|Back to Index|
RUSSIA and the Chilean model
From Moscow, Cameron Sawyer answers Bill Ratliff about the Chilean model: "Even I, ignorant as I am about Latin American affairs, know about the social disturbances having been quelled by military force in Chile prior to the full establishment of the Pinochet regime. But Russians know themselves that you can put down social disturbances temporarily with force – they have plenty of experience in their history. What interests them is why, instead of flaring up again, Chile straightened out. I doubt that anyone thinks that this has anything to do with force. The common view here is that effective market reforms in Chile gradually healed the economy (naturally, with ups and downs, it just doesn’t happen any other way), and that the political and social problems of a society whose economy is growing are vastly more solvable than those of a society mired in poverty. The other salutary effect of a growing economy is that by giving an opportunity for the powerful and ambitious (who exist in every society) to earn money in an honest way, it reduces the tendency of these elements to enrich themselves by theft and corruption.

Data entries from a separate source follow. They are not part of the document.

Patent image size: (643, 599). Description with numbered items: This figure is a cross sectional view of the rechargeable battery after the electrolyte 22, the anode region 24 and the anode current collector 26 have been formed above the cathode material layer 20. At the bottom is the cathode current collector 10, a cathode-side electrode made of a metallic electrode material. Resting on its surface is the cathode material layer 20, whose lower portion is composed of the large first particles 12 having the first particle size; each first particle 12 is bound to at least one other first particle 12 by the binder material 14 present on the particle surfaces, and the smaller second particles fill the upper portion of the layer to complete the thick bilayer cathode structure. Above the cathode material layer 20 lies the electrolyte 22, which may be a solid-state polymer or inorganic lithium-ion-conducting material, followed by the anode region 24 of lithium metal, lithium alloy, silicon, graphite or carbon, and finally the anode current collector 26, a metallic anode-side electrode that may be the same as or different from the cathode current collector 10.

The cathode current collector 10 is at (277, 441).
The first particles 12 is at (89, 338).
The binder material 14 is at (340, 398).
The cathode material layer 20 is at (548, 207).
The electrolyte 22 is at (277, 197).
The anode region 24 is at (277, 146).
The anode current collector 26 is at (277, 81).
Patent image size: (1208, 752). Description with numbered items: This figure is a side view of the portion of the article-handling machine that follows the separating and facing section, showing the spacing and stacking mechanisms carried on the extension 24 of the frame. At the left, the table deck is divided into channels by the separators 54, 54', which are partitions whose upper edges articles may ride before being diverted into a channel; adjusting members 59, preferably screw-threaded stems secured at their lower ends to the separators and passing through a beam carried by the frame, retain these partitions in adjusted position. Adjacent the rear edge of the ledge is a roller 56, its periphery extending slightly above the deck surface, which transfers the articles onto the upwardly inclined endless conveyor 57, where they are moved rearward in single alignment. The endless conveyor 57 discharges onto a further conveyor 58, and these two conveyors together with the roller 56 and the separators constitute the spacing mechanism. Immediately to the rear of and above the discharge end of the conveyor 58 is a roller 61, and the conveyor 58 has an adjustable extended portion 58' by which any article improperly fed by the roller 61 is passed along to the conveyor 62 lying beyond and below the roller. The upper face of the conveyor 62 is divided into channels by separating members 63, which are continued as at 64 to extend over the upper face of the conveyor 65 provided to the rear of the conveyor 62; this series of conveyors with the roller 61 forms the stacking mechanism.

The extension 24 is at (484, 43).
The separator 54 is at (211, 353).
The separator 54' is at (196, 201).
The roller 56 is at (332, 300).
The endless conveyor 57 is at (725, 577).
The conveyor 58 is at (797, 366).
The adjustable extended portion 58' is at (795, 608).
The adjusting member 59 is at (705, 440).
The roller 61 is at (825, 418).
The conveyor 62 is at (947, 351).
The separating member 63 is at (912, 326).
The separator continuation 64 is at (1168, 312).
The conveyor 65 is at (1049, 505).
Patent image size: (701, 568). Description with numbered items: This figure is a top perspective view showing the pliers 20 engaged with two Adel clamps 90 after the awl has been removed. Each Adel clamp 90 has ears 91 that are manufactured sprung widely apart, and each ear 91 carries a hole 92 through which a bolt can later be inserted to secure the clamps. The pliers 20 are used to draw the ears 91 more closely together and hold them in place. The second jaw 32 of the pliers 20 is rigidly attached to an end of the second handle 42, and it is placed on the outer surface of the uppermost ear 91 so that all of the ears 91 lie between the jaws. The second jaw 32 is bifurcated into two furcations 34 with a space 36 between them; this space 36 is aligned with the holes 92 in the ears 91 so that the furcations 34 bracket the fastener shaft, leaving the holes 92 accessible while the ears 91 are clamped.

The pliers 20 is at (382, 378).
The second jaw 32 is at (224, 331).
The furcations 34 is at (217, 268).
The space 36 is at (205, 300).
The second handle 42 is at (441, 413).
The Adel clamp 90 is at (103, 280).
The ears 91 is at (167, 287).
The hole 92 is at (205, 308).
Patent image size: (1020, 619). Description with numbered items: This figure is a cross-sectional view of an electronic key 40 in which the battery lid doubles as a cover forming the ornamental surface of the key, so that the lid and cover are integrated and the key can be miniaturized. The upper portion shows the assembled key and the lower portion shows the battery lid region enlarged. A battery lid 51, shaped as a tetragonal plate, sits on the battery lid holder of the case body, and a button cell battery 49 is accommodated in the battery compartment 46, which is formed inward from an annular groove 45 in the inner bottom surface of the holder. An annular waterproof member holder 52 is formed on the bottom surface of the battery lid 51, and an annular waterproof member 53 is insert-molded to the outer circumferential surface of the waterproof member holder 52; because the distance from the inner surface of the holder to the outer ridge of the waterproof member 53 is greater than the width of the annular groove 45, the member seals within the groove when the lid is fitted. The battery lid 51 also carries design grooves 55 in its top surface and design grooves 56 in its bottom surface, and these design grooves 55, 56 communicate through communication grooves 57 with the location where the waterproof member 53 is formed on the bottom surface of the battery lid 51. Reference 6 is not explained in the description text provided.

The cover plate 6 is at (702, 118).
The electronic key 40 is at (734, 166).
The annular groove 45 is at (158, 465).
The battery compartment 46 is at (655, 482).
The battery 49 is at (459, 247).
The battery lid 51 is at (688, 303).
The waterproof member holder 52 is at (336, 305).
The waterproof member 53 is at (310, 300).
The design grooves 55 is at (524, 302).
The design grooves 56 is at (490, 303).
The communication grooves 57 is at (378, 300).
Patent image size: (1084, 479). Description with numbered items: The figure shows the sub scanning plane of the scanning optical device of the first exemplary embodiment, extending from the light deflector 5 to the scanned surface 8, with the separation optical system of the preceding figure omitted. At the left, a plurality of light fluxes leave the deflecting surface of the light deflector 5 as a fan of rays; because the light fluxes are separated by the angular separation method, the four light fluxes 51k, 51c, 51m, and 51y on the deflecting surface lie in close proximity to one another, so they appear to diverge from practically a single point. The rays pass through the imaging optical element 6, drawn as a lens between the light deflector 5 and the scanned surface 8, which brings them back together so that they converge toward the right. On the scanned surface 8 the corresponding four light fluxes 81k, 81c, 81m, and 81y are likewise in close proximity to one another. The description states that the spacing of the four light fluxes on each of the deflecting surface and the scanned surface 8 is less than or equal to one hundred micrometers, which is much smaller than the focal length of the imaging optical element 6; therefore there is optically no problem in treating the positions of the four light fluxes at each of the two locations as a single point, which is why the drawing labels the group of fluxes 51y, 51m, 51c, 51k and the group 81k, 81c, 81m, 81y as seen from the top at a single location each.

This model is attractive, and I suppose probably right, but I am not sure that it is unambiguously proved by history. Few non-Marxist historians of Russia have paid much attention to the economic factors in the evolution of Russian politics leading up to the Bolshevik coup of 1917, and in fact the period of 1900-1917 in Russia seems to contradict the Chilean experience. In fact, Russia at the turn of the century was the fastest growing economy in Europe (as she is today, ironically enough), having completed the transition from a very poor and medievally agricultural economy at the time of the liberation of the serfs in 1861 to an advanced industrial economy by the 1890’s, getting through a whole industrial revolution in just 30 years, which brought with it an amazingly rapid rise in wealth. But rising wealth for some reason did not create social peace; at least it did not prevent anarchists and Communists and other radicals from causing very serious problems. It seems hard to believe that the troubles of 1905 can be entirely attributed to the failed war against Japan, or to the pernicious activities of radicals. Something seems to have been wrong with society which wealth did not fix. Could it have been the autocratic rule of Nicholas II? But Nicholas was a benign and gentle ruler, widely beloved among the population (don’t believe what the Communists wrote about him later). And after 1905, Nicholas created a parliament and introduced some democratic principles. It is hard to understand.
Be all that as it may, Russia today is indeed following the Chilean model (as Russians understand that model) – first and foremost total dedication to "radical, comprehensive and sustained move toward free markets," in Pinera’s words. With the economy growing, the model seems to be working so far. Despite all of the hardships of the past 10 years, there is indeed social peace so far, democracy seems to be working so far, and there is a broad consensus behind the path of reform.